Both quinacrine, which contains a 9-aminoacridine scaffold, and thiazolidin-4-one are promising anticancer leads. In an attempt to develop effective and potentially safe anticancer agents, we synthesized 23 novel hybrid compounds by linking the main structural unit of the 9-aminoacridine ring with the thiazolidin-4-one ring system, followed by examination of their anticancer effects against three human breast tumor cell lines and matching non-cancer cells. Most of the hybrid compounds showed good activities, and many of them possessed the preferential killing property against cancer over non-cancer cells. In particular, 3-[3-(6-chloro-2-methoxy-acridin-9-ylamino)-propyl]-2-(2,6-difluoro-phenyl)-thiazolidin-4-one (11; VR118) effectively killed/inhibited proliferation of cancer cells at IC50 values in the range of 1.2–2.4 μM. Furthermore, unlike quinacrine or cisplatin, compound 11 showed strong selectivity for cancer cell killing, as it could kill cancer cells 7.6-fold (MDA-MB231 vs MCF10A) to 14.7-fold (MCF7 vs MCF10A) more effectively than matching non-cancer cells. Data from flow cytometry, TUNEL and Western blot assays showed that compound 11 kills cancer cells by apoptosis through the down-regulation of Bcl-2 (but not Bcl-XL) survival protein and up-regulation of Bad and Bax pro-apoptotic proteins.

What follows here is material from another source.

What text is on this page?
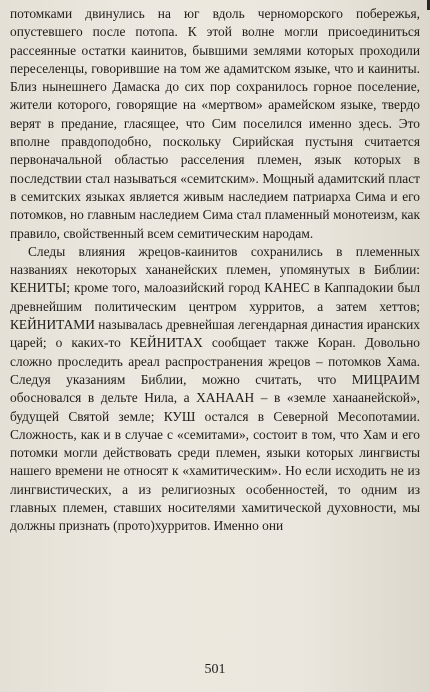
потомками двинулись на юг вдоль черноморского побережья, опустевшего после потопа. К этой волне могли присоединиться рассеянные остатки каинитов, бывшими землями которых проходили переселенцы, говорившие на том же адамитском языке, что и каиниты. Близ нынешнего Дамаска до сих пор сохранилось горное поселение, жители которого, говорящие на «мертвом» арамейском языке, твердо верят в предание, гласящее, что Сим поселился именно здесь. Это вполне правдоподобно, поскольку Сирийская пустыня считается первоначальной областью расселения племен, язык которых в последствии стал называться «семитским». Мощный адамитский пласт в семитских языках является живым наследием патриарха Сима и его потомков, но главным наследием Сима стал пламенный монотеизм, как правило, свойственный всем семитическим народам.

Следы влияния жрецов-каинитов сохранились в племенных названиях некоторых хананейских племен, упомянутых в Библии: КЕНИТЫ; кроме того, малоазийский город КАНЕС в Каппадокии был древнейшим политическим центром хурритов, а затем хеттов; КЕЙНИТАМИ называлась древнейшая легендарная династия иранских царей; о каких-то КЕЙНИТАХ сообщает также Коран. Довольно сложно проследить ареал распространения жрецов – потомков Хама. Следуя указаниям Библии, можно считать, что МИЦРАИМ обосновался в дельте Нила, а ХАНААН – в «земле ханаанейской», будущей Святой земле; КУШ остался в Северной Месопотамии. Сложность, как и в случае с «семитами», состоит в том, что Хам и его потомки могли действовать среди племен, языки которых лингвисты нашего времени не относят к «хамитическим». Но если исходить не из лингвистических, а из религиозных особенностей, то одним из главных племен, ставших носителями хамитической духовности, мы должны признать (прото)хурритов. Именно они

501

Thus, compound 11 is a highly promising lead for an effective and potentially anticancer therapy. The present study describes the design, synthesis, and examination of 23 novel quinacrine derivatives generated by the hybridization of the quinacrine core scaffold and thiazolidin-4-ones in an attempt to develop effective and selective anticancer agents. [Display omitted] •A series of novel quinacrine derived thiazolidin-4-ones were synthesized.•The detailed SARs of the derivatives were summarized.•Unlike quinacrine, compound 11 preferentially kills cancer over non-cancer cells.•The mode of cancer cell killing by compound 11 is apoptosis.•Apoptosis was induced by down-regulation of Bcl-2 and up-regulation of Bad and Bax.